Solana’s native token – $SOL

Solana’s native token is called $SOL and is used to purchase resources on the network and award network validators. $SOL tokens will be distributed to validators as a reward for securing the network and providing governance services.

The SOL token holders can also earn rewards for supporting and maintaining the Solana Network by staking their tokens in the Solana Proof-of-Stake (PoS) Network. These rewards are distributed to the PoS node operators based on their stake in the network. On average, a PoS node operator can expect to earn about $300 USD per year in rewards at current market prices of SOL tokens.

SOL is valued at $29.51 at publishing time, with a maximum supply of 489 million coins and a circulating supply of 342,208,521 SOL.

What makes Solana stand out?

Solana is widely considered as the most scalable and first truly web-scale blockchain in the world, as it’s among the few protocols achieving over 1,000 TPS.

Moreover, Solana claims to support over 50,000 TPS, with over 200 nodes on the current testnet — making it 10,000 times faster than Bitcoin and 3,800 times faster than Ethereum.

As such, Solana is aiming high and aims to see mass adoption for its blockchain network.

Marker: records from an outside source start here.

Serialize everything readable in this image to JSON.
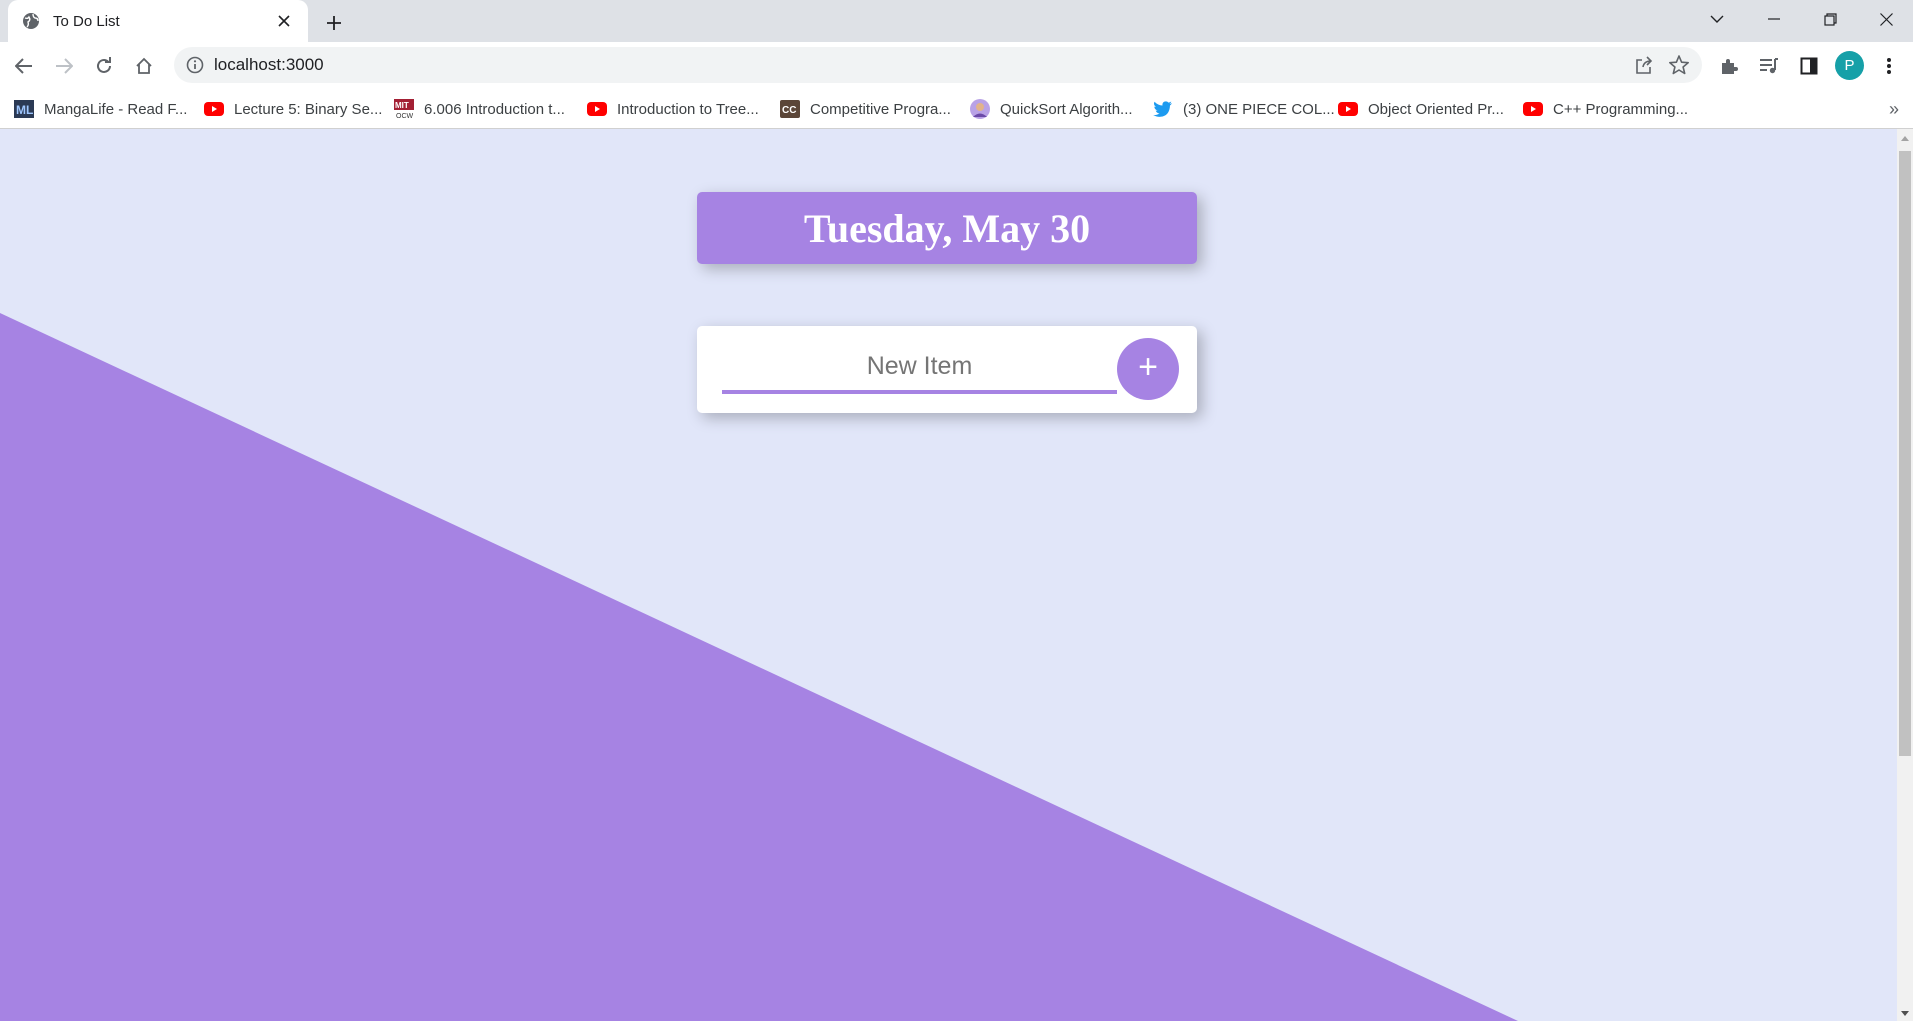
{
  "browser": {
    "tab": {
      "title": "To Do List",
      "favicon": "globe-icon"
    },
    "address_bar": {
      "url": "localhost:3000"
    },
    "profile_initial": "P",
    "bookmarks": [
      {
        "label": "MangaLife - Read F...",
        "icon": "mangalife-icon"
      },
      {
        "label": "Lecture 5: Binary Se...",
        "icon": "youtube-icon"
      },
      {
        "label": "6.006 Introduction t...",
        "icon": "mit-ocw-icon"
      },
      {
        "label": "Introduction to Tree...",
        "icon": "youtube-icon"
      },
      {
        "label": "Competitive Progra...",
        "icon": "codechef-icon"
      },
      {
        "label": "QuickSort Algorith...",
        "icon": "avatar-icon"
      },
      {
        "label": "(3) ONE PIECE COL...",
        "icon": "twitter-icon"
      },
      {
        "label": "Object Oriented Pr...",
        "icon": "youtube-icon"
      },
      {
        "label": "C++ Programming...",
        "icon": "youtube-icon"
      }
    ],
    "bookmarks_overflow": "»"
  },
  "page": {
    "heading": "Tuesday, May 30",
    "new_item_placeholder": "New Item",
    "add_button_label": "+"
  },
  "colors": {
    "accent": "#a683e3",
    "page_background": "#e1e6f9"
  }
}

By offering high throughput and decentralization, Solana hopes to become the go-to solution for enterprises and governments wanting to build and deploy private blockchain networks at scale. The Solana platform can also support a variety of use cases such as smart contracts, IoT devices and connected devices and medical records.

The Future of Solana

In June 2021, Solana Labs raised $314,159,265 in a private token sale led by Andreessen Horowitz and Polychain Capital.

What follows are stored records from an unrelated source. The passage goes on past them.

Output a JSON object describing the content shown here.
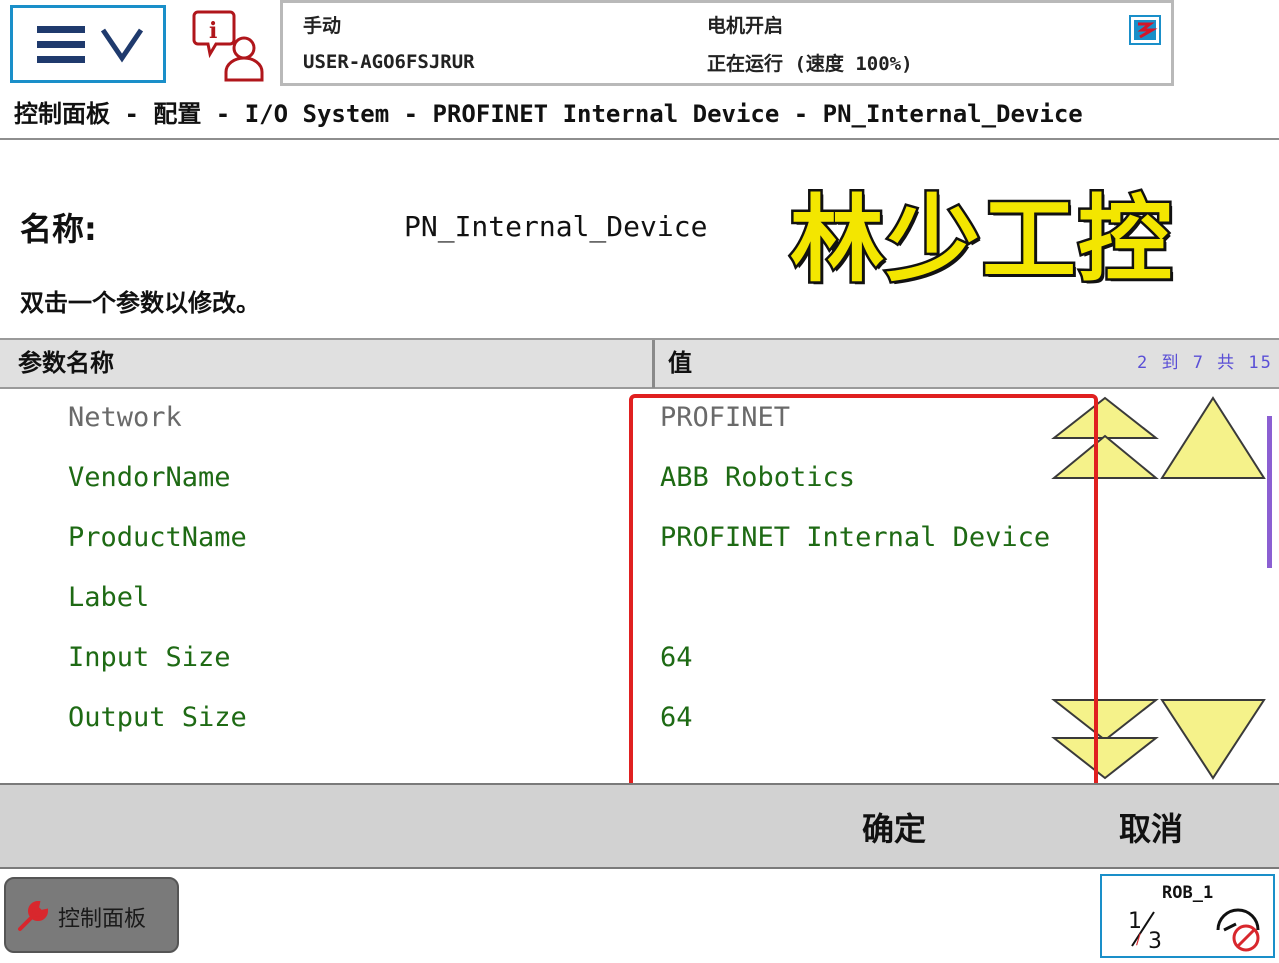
{
  "status": {
    "mode": "手动",
    "controller": "USER-AGO6FSJRUR",
    "motor_state": "电机开启",
    "run_state": "正在运行 (速度 100%)"
  },
  "breadcrumb": "控制面板 - 配置 - I/O System - PROFINET Internal Device - PN_Internal_Device",
  "name_label": "名称:",
  "name_value": "PN_Internal_Device",
  "watermark": "林少工控",
  "hint": "双击一个参数以修改。",
  "table": {
    "col_param": "参数名称",
    "col_value": "值",
    "pager": "2 到 7 共 15",
    "rows": [
      {
        "name": "Network",
        "value": "PROFINET",
        "disabled": true
      },
      {
        "name": "VendorName",
        "value": "ABB Robotics"
      },
      {
        "name": "ProductName",
        "value": "PROFINET Internal Device"
      },
      {
        "name": "Label",
        "value": ""
      },
      {
        "name": "Input Size",
        "value": "64"
      },
      {
        "name": "Output Size",
        "value": "64"
      }
    ]
  },
  "buttons": {
    "ok": "确定",
    "cancel": "取消"
  },
  "taskbar": {
    "control_panel": "控制面板",
    "robot": "ROB_1",
    "speed_fraction": "1/3"
  },
  "colors": {
    "accent_blue": "#1a8fc9",
    "value_green": "#1e6a14",
    "highlight_red": "#e02020",
    "arrow_yellow": "#f5f28a"
  },
  "icons": [
    "menu-icon",
    "chevron-down-icon",
    "info-user-icon",
    "status-flag-icon",
    "wrench-icon",
    "scroll-up-icon",
    "page-up-icon",
    "scroll-down-icon",
    "page-down-icon",
    "speed-fraction-icon",
    "robot-mode-icon"
  ]
}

“Solana is build-ready today. After seeing explosive growth in global developer uptake, we are convinced that scalability and throughput in blockchain are now a solved problem. This is an inflection point akin to the moment that PC’s became widely accessible in the 1970’s,” said Anatoly Yakovenko in a press release. “The next phase is onboarding a billion users. Solana was built from the ground up to accommodate this scale. With this funding, Solana Labs is now positioned to bring in the right partners and capital to build products and tooling to get there.”

With the network’s speed, low-cost transactions and industry-leading throughput, the Solana ecosystem will surely attract more projects in the future, driving global blockchain adoption.